On February 28, 1953, about one month after the two previous incidents, Watson and Crick completed their model for the structure of DNA. The race was over. To Watson's surprize, Rosalind accepted the model with no bad feelings and even wrote a paper to support their discovery.

Later that year Rosalind began working on the tobacco mosaic virus at Birbeck College. However, her time there would be limited. She was soon diagnosed with cancer, and in 1958, it took her life (2). In 1962 James Watson, Francis Crick and Maurice Wilkins received the Nobel Prize for their work on the structure of DNA (1). Rosalind did not share the award because it is not given posthumously. Despite the discoveries she made she was never officially recognized for her work.

My intention is not to discredit Watson and Crick for their contribution to science. Together they did some amazing detective work and finally solved a puzzle that remained an enigma to other scientists, including Rosalind Franklin. However, in history, we usually only remember the winners, not those who came in second, or helped the winners to win. Rosalind Franklin deserves far more credit in discovering the structure of DNA than history gives her. If it were not for her, today the names of Watson and Crick probably wouldn't mean anything special to us.

Annotated Bibliography

  1. Ardell, David. "Rosalind Franklin." http://www.gnee.com/ae/AB/BC/Rosalind _Franklin. html.

    This article is the most complete source about Rosalind Franklin that I found on the Internet. The article focuses mainly on the work Rosalind conducted at Kings College. The theme of the article is the discoveries Rosalind made and the lack of credit she has received for them. It is filled with information; it is slanted on her behalf.

  2. "Rosalind Franklin" http://curie.che.virginia.edu/scientist/franklin/html.

    This is a brief description of Rosalind Franklin. It is useful for finding out her vital statistics, a few important dates, and about the work she conducted. It is too brief and doesn't tell enough.

  3. Sayre, Anne. Rosalind Franklin and DNA. New York: Norton, 1975.
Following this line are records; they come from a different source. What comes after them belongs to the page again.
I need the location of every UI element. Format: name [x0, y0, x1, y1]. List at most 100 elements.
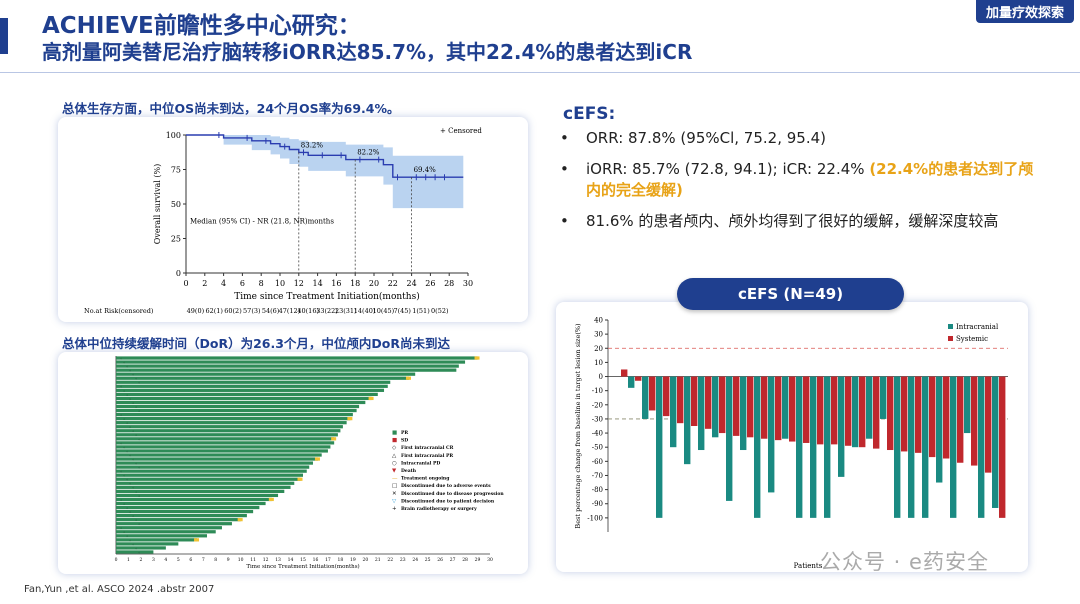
dor-ongoing-mark — [314, 457, 320, 461]
dor-pr-bar — [116, 477, 301, 481]
dor-x-tick-label: 14 — [288, 557, 294, 563]
dor-pr-bar — [116, 453, 322, 457]
dor-pr-bar — [116, 421, 347, 425]
dor-event-mark: ◦ — [129, 368, 131, 373]
wf-bar-intracranial — [768, 376, 775, 493]
dor-pr-bar — [116, 417, 351, 421]
dor-event-mark: ◦ — [123, 445, 125, 450]
dor-pr-bar — [116, 433, 338, 437]
bullet-dot-icon: • — [560, 129, 569, 147]
bullet-highlight: (22.4%的患者达到了颅内的完全缓解) — [586, 160, 1034, 199]
os-x-tick-label: 22 — [388, 279, 398, 288]
dor-legend-symbol-icon: ■ — [392, 438, 397, 444]
os-x-axis-title: Time since Treatment Initiation(months) — [234, 291, 419, 302]
slide-subtitle: 高剂量阿美替尼治疗脑转移iORR达85.7%，其中22.4%的患者达到iCR — [42, 40, 693, 64]
wf-bar-intracranial — [964, 376, 971, 434]
dor-event-mark: ◦ — [120, 497, 122, 502]
wf-bar-systemic — [677, 376, 684, 424]
dor-event-mark: ◦ — [129, 538, 131, 543]
dor-x-tick-label: 29 — [475, 557, 481, 563]
dor-x-tick-label: 28 — [462, 557, 468, 563]
wf-bar-systemic — [621, 369, 628, 377]
os-risk-value: 60(2) — [224, 307, 242, 315]
dor-pr-bar — [116, 372, 416, 376]
bullet-text: 81.6% 的患者颅内、颅外均得到了很好的缓解，缓解深度较高 — [586, 212, 999, 230]
dor-event-mark: ◦ — [132, 400, 134, 405]
wf-bar-systemic — [691, 376, 698, 426]
dor-pr-bar — [116, 501, 266, 506]
wf-bar-systemic — [733, 376, 740, 436]
waterfall-chart-card: 40 30 20 10 0 -10 -20 -30 -40 -50 -60 -70 -80 -90 -100… — [556, 302, 1028, 572]
os-risk-value: 33(22) — [316, 307, 338, 315]
os-x-tick-label: 20 — [369, 279, 379, 288]
os-x-tick-label: 8 — [259, 279, 264, 288]
wf-bar-systemic — [901, 376, 908, 452]
wf-bar-intracranial — [712, 376, 719, 438]
dor-pr-bar — [116, 550, 154, 554]
dor-event-mark: ◦ — [120, 356, 122, 361]
dor-x-tick-label: 21 — [375, 557, 381, 563]
dor-pr-bar — [116, 396, 372, 401]
wf-bar-intracranial — [684, 376, 691, 465]
dor-ongoing-mark — [237, 518, 243, 522]
wf-bar-intracranial — [796, 376, 803, 518]
wf-bar-intracranial — [698, 376, 705, 451]
os-ci-band — [186, 135, 464, 209]
wf-bar-systemic — [775, 376, 782, 441]
dor-event-mark: ◦ — [129, 509, 131, 514]
dor-legend-label: Discontinued due to patient decision — [401, 498, 495, 504]
wf-y-tick-label: -100 — [587, 514, 603, 522]
dor-pr-bar — [116, 542, 179, 546]
dor-legend-symbol-icon: + — [392, 506, 397, 512]
dor-legend-label: Discontinued due to adverse events — [401, 483, 491, 489]
os-risk-value: 62(1) — [205, 307, 223, 315]
dor-x-tick-label: 15 — [300, 557, 306, 563]
dor-x-tick-label: 22 — [387, 557, 393, 563]
wf-bar-systemic — [705, 376, 712, 429]
os-y-tick-label: 50 — [171, 200, 181, 209]
wf-bar-intracranial — [656, 376, 663, 518]
dor-pr-bar — [116, 441, 335, 445]
dor-pr-bar — [116, 497, 272, 502]
waterfall-chart: 40 30 20 10 0 -10 -20 -30 -40 -50 -60 -70 -80 -90 -100… — [574, 317, 1008, 570]
dor-event-mark: ◦ — [123, 473, 125, 478]
os-chart-card: 0 25 50 75 100 0 2 4 6 8 10 12 14 16 18 20 22 24 26 28 30 83.… — [58, 117, 528, 322]
dor-event-mark: ◦ — [126, 477, 128, 482]
dor-event-mark: ◦ — [135, 433, 137, 438]
wf-y-tick-label: -20 — [592, 401, 603, 409]
os-median-text: Median (95% CI) - NR (21.8, NR)months — [190, 217, 334, 225]
dor-legend-label: SD — [401, 438, 408, 444]
wf-y-tick-label: -40 — [592, 430, 603, 438]
dor-event-mark: ◦ — [132, 429, 134, 434]
os-risk-value: 54(6) — [262, 307, 280, 315]
dor-legend-symbol-icon: ▼ — [392, 468, 397, 474]
dor-x-tick-label: 30 — [487, 557, 493, 563]
dor-legend-symbol-icon: □ — [392, 483, 397, 489]
dor-pr-bar — [116, 408, 357, 413]
dor-ongoing-mark — [331, 437, 337, 441]
wf-bar-intracranial — [880, 376, 887, 419]
os-risk-label: No.at Risk(censored) — [84, 307, 154, 315]
dor-x-tick-label: 5 — [177, 557, 180, 563]
os-x-tick-label: 4 — [221, 279, 226, 288]
wf-bar-intracranial — [810, 376, 817, 518]
os-y-tick-label: 75 — [171, 166, 181, 175]
dor-event-mark: ◦ — [126, 505, 128, 510]
wf-bar-systemic — [747, 376, 754, 438]
dor-pr-bar — [116, 526, 222, 530]
os-risk-value: 47(12) — [279, 307, 301, 315]
dor-ongoing-mark — [268, 497, 274, 502]
dor-event-mark: ◦ — [138, 437, 140, 442]
dor-event-mark: ◦ — [132, 372, 134, 377]
dor-x-tick-label: 4 — [164, 557, 167, 563]
wf-y-tick-label: -30 — [592, 415, 603, 423]
cefs-bullets: • ORR: 87.8% (95%Cl, 75.2, 95.4) • iORR:… — [560, 128, 1040, 242]
dor-legend-symbol-icon: ◇ — [392, 445, 397, 451]
dor-x-tick-label: 2 — [139, 557, 142, 563]
os-risk-value: 49(0) — [187, 307, 205, 315]
os-x-tick-label: 0 — [183, 279, 188, 288]
dor-pr-bar — [116, 534, 208, 538]
wf-y-tick-label: 0 — [599, 373, 603, 381]
dor-event-mark: ◦ — [138, 493, 140, 498]
wf-y-tick-label: 10 — [594, 359, 603, 367]
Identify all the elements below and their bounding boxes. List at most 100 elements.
    This book is written in defense of Rosalind. It attempts to discredit James Watson and his book The Double Helix. The book describes Rosalind's life form her birth to her death thinly. It concentrates on her years studying DNA. My essay is heavily indebted to this book. It is a must for anyone studying Rosalind Franklin and the whole controversy.

  4. Watson, James. The Double Helix. New York: Norton, 1980.

    This is James Watson's account of the discovery of DNA. It is a fascinating book with personal stories intertwined with technical learning and the discovery of DNA. Watson is anti-Rosalind. He portrays her in an unflattering manner. I used this book to present the thoughts and actions of James Watson.